Implementation of Cloud Services in a Business Environment
56
7.1.6
User Access Control
Whenever cloud services should extent the internal integrated system in a company,
there are similar requirements for user access rights. Although most cloud service
providers allow an allocation of user rights to specific persons, groups or an entity
(
e.g. marketing department), a problem can arise when the cloud services are
mainly employed for collaboration purposes involving people from outside the
company. In this case it is necessary to define what information needs to be shared,
and what services must be collaborative. (Mather, Kumaraswamy, & Latif, 2009, p.
125).
7.1.7
Threat Management
Threat Management deals with questions regarding incident and problem
management.

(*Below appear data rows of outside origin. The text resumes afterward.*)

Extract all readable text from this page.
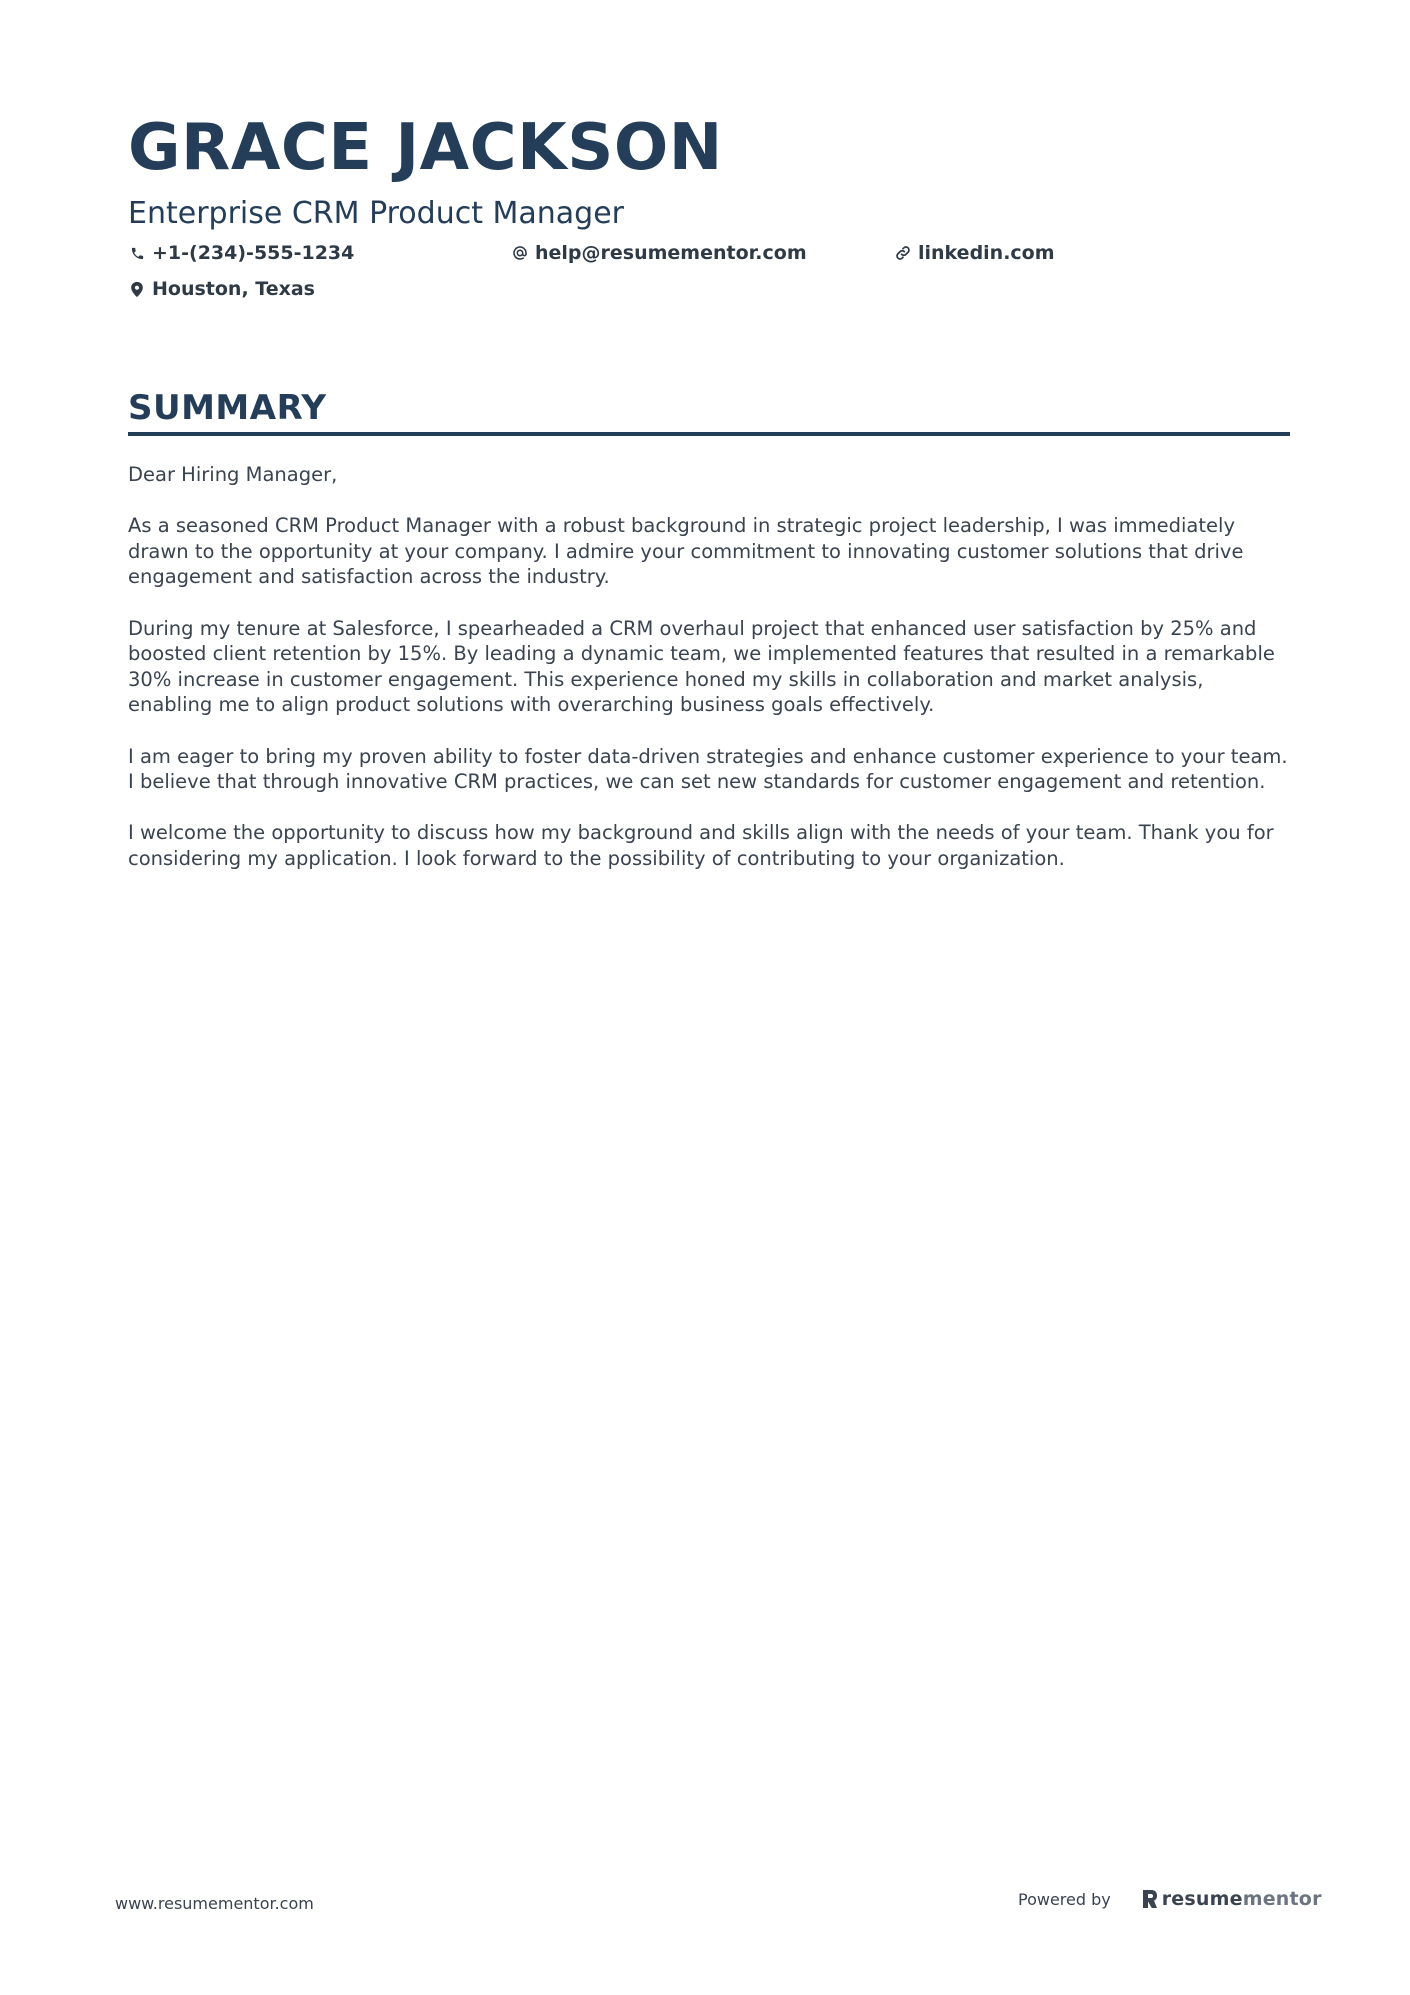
GRACE JACKSON
Enterprise CRM Product Manager
+1-(234)-555-1234	help@resumementor.com	linkedin.com
Houston, Texas
SUMMARY

Dear Hiring Manager,

As a seasoned CRM Product Manager with a robust background in strategic project leadership, I was immediately drawn to the opportunity at your company. I admire your commitment to innovating customer solutions that drive engagement and satisfaction across the industry.

During my tenure at Salesforce, I spearheaded a CRM overhaul project that enhanced user satisfaction by 25% and boosted client retention by 15%. By leading a dynamic team, we implemented features that resulted in a remarkable 30% increase in customer engagement. This experience honed my skills in collaboration and market analysis, enabling me to align product solutions with overarching business goals effectively.

I am eager to bring my proven ability to foster data-driven strategies and enhance customer experience to your team. I believe that through innovative CRM practices, we can set new standards for customer engagement and retention.

I welcome the opportunity to discuss how my background and skills align with the needs of your team. Thank you for considering my application. I look forward to the possibility of contributing to your organization.

www.resumementor.com	Powered by	resume mentor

As security threats can have harmful consequences to the business,
it should be evaluated what procedures the service provider implemented for
identifying and coping with security threats. In case of a security breach, the cloud
service provider is requested to take over the responsibility to take actions regarding
remedial and corrective steps. In the Service Level Agreement it should be
stipulated that the provider meets certain demanded requirements for security
issues (Hugos & Hulitzky, 2010, p. 78) & (Harding, 2011, p. 96).
7.2
Compliance with Regulations
There are several legal areas that regulate and limit the use of cloud services to a
certain extent, depending on the country and/or industry. The EU Data Protection
Directive 95/46 published by the European Parliament and the European Council,
for example, imposes clear restrictions on the processing and storage of personal
data (1995). Other not solely legal issues regarding the usage of cloud services
include confidentiality agreements, or trade secrets.